Lula volvió a afilar la puntería contra el Consejo de Seguridad de la ONU, el ámbito en el que se deberían poner los límites. “Paradójico –dijo– vivimos en un mundo en el que los cinco miembros con derecho a veto en ese Consejo que debería cuidar nuestra seguridad (Estados Unidos, Gran Bretaña, Francia, Rusia y China), son los mayores productores y vendedores de armas… y los mayores participantes de las guerras. Cuando EE UU invadió Irak, el Consejo de Seguridad miró para otro lado, lo mismo pasó con Libia y lo mismo ocurre hoy con Ucrania.

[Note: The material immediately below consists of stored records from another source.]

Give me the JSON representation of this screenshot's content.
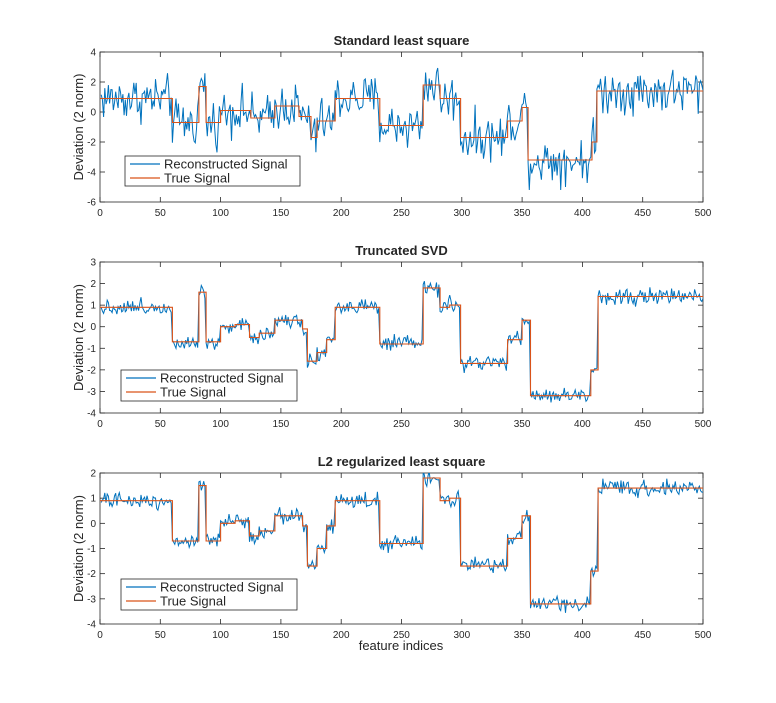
{
  "colors": {
    "reconstructed": "#0072BD",
    "true_signal": "#D95319",
    "axes": "#262626",
    "background": "#ffffff"
  },
  "figure": {
    "xlabel": "feature indices"
  },
  "chart_data": [
    {
      "type": "line",
      "title": "Standard least square",
      "ylabel": "Deviation (2 norm)",
      "xlabel": "",
      "xlim": [
        0,
        500
      ],
      "ylim": [
        -6,
        4
      ],
      "xticks": [
        "0",
        "50",
        "100",
        "150",
        "200",
        "250",
        "300",
        "350",
        "400",
        "450",
        "500"
      ],
      "yticks": [
        "-6",
        "-4",
        "-2",
        "0",
        "2",
        "4"
      ],
      "legend": {
        "position": "bottom-left",
        "entries": [
          "Reconstructed Signal",
          "True Signal"
        ]
      },
      "noise": 0.75,
      "series": [
        {
          "name": "Reconstructed Signal",
          "style": "noisy"
        },
        {
          "name": "True Signal",
          "style": "step",
          "segments": [
            [
              0,
              60,
              0.9
            ],
            [
              60,
              82,
              -0.7
            ],
            [
              82,
              88,
              1.7
            ],
            [
              88,
              100,
              -0.7
            ],
            [
              100,
              125,
              0.1
            ],
            [
              125,
              145,
              -0.4
            ],
            [
              145,
              165,
              0.4
            ],
            [
              165,
              175,
              -0.3
            ],
            [
              175,
              180,
              -1.7
            ],
            [
              180,
              195,
              -0.6
            ],
            [
              195,
              232,
              0.9
            ],
            [
              232,
              268,
              -0.9
            ],
            [
              268,
              282,
              1.8
            ],
            [
              282,
              292,
              0.9
            ],
            [
              292,
              299,
              0.9
            ],
            [
              299,
              338,
              -1.7
            ],
            [
              338,
              350,
              -0.6
            ],
            [
              350,
              355,
              0.3
            ],
            [
              355,
              408,
              -3.2
            ],
            [
              408,
              412,
              -2.0
            ],
            [
              412,
              500,
              1.4
            ]
          ]
        }
      ]
    },
    {
      "type": "line",
      "title": "Truncated SVD",
      "ylabel": "Deviation (2 norm)",
      "xlabel": "",
      "xlim": [
        0,
        500
      ],
      "ylim": [
        -4,
        3
      ],
      "xticks": [
        "0",
        "50",
        "100",
        "150",
        "200",
        "250",
        "300",
        "350",
        "400",
        "450",
        "500"
      ],
      "yticks": [
        "-4",
        "-3",
        "-2",
        "-1",
        "0",
        "1",
        "2",
        "3"
      ],
      "legend": {
        "position": "bottom-left",
        "entries": [
          "Reconstructed Signal",
          "True Signal"
        ]
      },
      "noise": 0.18,
      "series": [
        {
          "name": "Reconstructed Signal",
          "style": "noisy"
        },
        {
          "name": "True Signal",
          "style": "step",
          "segments": [
            [
              0,
              60,
              0.9
            ],
            [
              60,
              82,
              -0.7
            ],
            [
              82,
              88,
              1.6
            ],
            [
              88,
              100,
              -0.7
            ],
            [
              100,
              112,
              0.0
            ],
            [
              112,
              124,
              0.1
            ],
            [
              124,
              132,
              -0.5
            ],
            [
              132,
              145,
              -0.3
            ],
            [
              145,
              160,
              0.3
            ],
            [
              160,
              168,
              0.3
            ],
            [
              168,
              172,
              -0.1
            ],
            [
              172,
              180,
              -1.6
            ],
            [
              180,
              188,
              -1.2
            ],
            [
              188,
              195,
              -0.6
            ],
            [
              195,
              232,
              0.9
            ],
            [
              232,
              268,
              -0.8
            ],
            [
              268,
              282,
              1.8
            ],
            [
              282,
              290,
              0.9
            ],
            [
              290,
              299,
              1.0
            ],
            [
              299,
              338,
              -1.7
            ],
            [
              338,
              350,
              -0.6
            ],
            [
              350,
              357,
              0.3
            ],
            [
              357,
              407,
              -3.2
            ],
            [
              407,
              413,
              -2.0
            ],
            [
              413,
              500,
              1.4
            ]
          ]
        }
      ]
    },
    {
      "type": "line",
      "title": "L2 regularized least square",
      "ylabel": "Deviation (2 norm)",
      "xlabel": "feature indices",
      "xlim": [
        0,
        500
      ],
      "ylim": [
        -4,
        2
      ],
      "xticks": [
        "0",
        "50",
        "100",
        "150",
        "200",
        "250",
        "300",
        "350",
        "400",
        "450",
        "500"
      ],
      "yticks": [
        "-4",
        "-3",
        "-2",
        "-1",
        "0",
        "1",
        "2"
      ],
      "legend": {
        "position": "bottom-left",
        "entries": [
          "Reconstructed Signal",
          "True Signal"
        ]
      },
      "noise": 0.15,
      "series": [
        {
          "name": "Reconstructed Signal",
          "style": "noisy"
        },
        {
          "name": "True Signal",
          "style": "step",
          "segments": [
            [
              0,
              60,
              0.9
            ],
            [
              60,
              82,
              -0.7
            ],
            [
              82,
              88,
              1.5
            ],
            [
              88,
              100,
              -0.7
            ],
            [
              100,
              112,
              0.0
            ],
            [
              112,
              124,
              0.1
            ],
            [
              124,
              132,
              -0.5
            ],
            [
              132,
              145,
              -0.3
            ],
            [
              145,
              160,
              0.3
            ],
            [
              160,
              168,
              0.3
            ],
            [
              168,
              172,
              -0.1
            ],
            [
              172,
              180,
              -1.7
            ],
            [
              180,
              188,
              -1.0
            ],
            [
              188,
              195,
              -0.1
            ],
            [
              195,
              232,
              0.9
            ],
            [
              232,
              268,
              -0.8
            ],
            [
              268,
              282,
              1.8
            ],
            [
              282,
              290,
              0.9
            ],
            [
              290,
              299,
              1.0
            ],
            [
              299,
              338,
              -1.7
            ],
            [
              338,
              350,
              -0.6
            ],
            [
              350,
              357,
              0.3
            ],
            [
              357,
              407,
              -3.2
            ],
            [
              407,
              413,
              -1.9
            ],
            [
              413,
              500,
              1.4
            ]
          ]
        }
      ]
    }
  ]
}
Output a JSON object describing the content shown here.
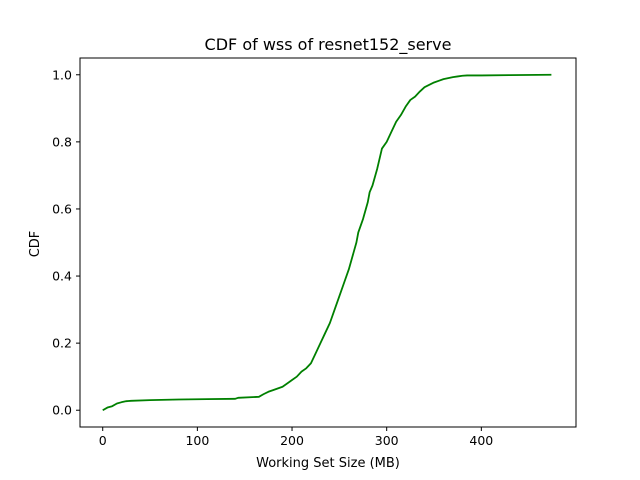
{
  "chart_data": {
    "type": "line",
    "title": "CDF of wss of resnet152_serve",
    "xlabel": "Working Set Size (MB)",
    "ylabel": "CDF",
    "xlim": [
      -24,
      500
    ],
    "ylim": [
      -0.05,
      1.05
    ],
    "xticks": [
      0,
      100,
      200,
      300,
      400
    ],
    "yticks": [
      0.0,
      0.2,
      0.4,
      0.6,
      0.8,
      1.0
    ],
    "xtick_labels": [
      "0",
      "100",
      "200",
      "300",
      "400"
    ],
    "ytick_labels": [
      "0.0",
      "0.2",
      "0.4",
      "0.6",
      "0.8",
      "1.0"
    ],
    "grid": false,
    "series": [
      {
        "color": "#008000",
        "x": [
          0,
          5,
          10,
          15,
          20,
          25,
          30,
          50,
          80,
          110,
          140,
          143,
          165,
          170,
          175,
          180,
          190,
          200,
          205,
          210,
          215,
          220,
          225,
          230,
          235,
          240,
          245,
          250,
          255,
          260,
          265,
          268,
          270,
          275,
          280,
          282,
          285,
          290,
          295,
          300,
          305,
          310,
          315,
          320,
          325,
          330,
          335,
          340,
          345,
          350,
          355,
          360,
          365,
          370,
          375,
          380,
          385,
          390,
          400,
          430,
          474
        ],
        "y": [
          0.0,
          0.008,
          0.012,
          0.02,
          0.024,
          0.027,
          0.028,
          0.03,
          0.032,
          0.033,
          0.034,
          0.037,
          0.04,
          0.048,
          0.055,
          0.06,
          0.07,
          0.09,
          0.1,
          0.115,
          0.125,
          0.14,
          0.17,
          0.2,
          0.23,
          0.26,
          0.3,
          0.34,
          0.38,
          0.42,
          0.47,
          0.5,
          0.53,
          0.57,
          0.62,
          0.65,
          0.67,
          0.72,
          0.78,
          0.8,
          0.83,
          0.86,
          0.88,
          0.905,
          0.925,
          0.935,
          0.95,
          0.963,
          0.97,
          0.977,
          0.982,
          0.987,
          0.99,
          0.993,
          0.995,
          0.997,
          0.998,
          0.998,
          0.998,
          0.999,
          1.0
        ]
      }
    ]
  }
}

La geografía del mundo cambió, la geopolítica cambió, necesitamos construir un nuevo mecanismo que pueda hacer las cosas diferentes y cuide que las multinacionales no promuevan guerras para hacer sus negocios”.  «

El pretexto

Nunca el petróleo estuvo ausente de alguna de las guerras provocadas en las últimas décadas en cualquiera de los confines orientales o africanos. Siempre se buscó un pretexto igualmente cierto –aunque no por ello válido–, pero los dos grandes motores de toda matanza han sido los intereses de la industria bélica, con su cada vez más exquisita oferta destructiva, y el petróleo, necesario para llenar los arcones de las multinacionales y para mover los engranajes productivos de las grandes potencias. “Veámoslo de una forma bien sencilla, comprensible para todos. Tuvimos que ir porque ese país (Irak) nada en un mar de petróleo que nosotros necesitamos”. Así de llano fue el exsegundo del Pentágono, Paul Wolfowitz, en una cumbre con sus pares asiáticos en Singapur (29/5/2003).


Wolfowitz, que también fue titular del Banco Mundial hasta que renunció en medio de un escándalo que comprometió su moral, no fue el único que, embebido en petróleo, estalló pletórico de sinceridad. La finada Madeleine Albright –excanciller de Bill Clinton– no se quedó atrás y fue, además de sincera, cruel. Durante una entrevista con Lesley Stahl, la periodista de CBS le recordó que en el saldo de la invasión a Irak se contabiliza más de medio millón de niños muertos, y le preguntó: “¿Cree que vale la pena pagar ese precio para obtener unos galones de petróleo?”. La cita es de Democracy Now (24/3/2022). Albright, que en los años del genocidio iraquí tenía tres niñas, adolescentes aún, no vaciló: “Creo que sí, creo que valió la pena, necesitábamos ese petróleo”. No hubo más preguntas.


Gracias a esos niños asesinados las fábricas de armas festejaron, alumbraron los cielos de EE UU con los más bellos fuegos artificiales, y las grandes del petróleo (la norteamericana ExxonMobil, la italiana ENI, British Petroleum y la rusa Lukoil, junto a otras menores) extraen hasta hoy la riqueza de ese mar –Wolfowitz dixit– en el que nada Irak. Y gracias a la destrucción de Libia –de todo el país, menos su infraestructura petrolera– las norteamericanas Occidental Petroleum y ConocoPhillips, ENI, la noruega StatoilHydro, y la austríaca OMV extraen, refinan y sacan los hidrocarburos de lo que era una nación en desarrollo y hoy es un fantasma que nada en un mar de sangre.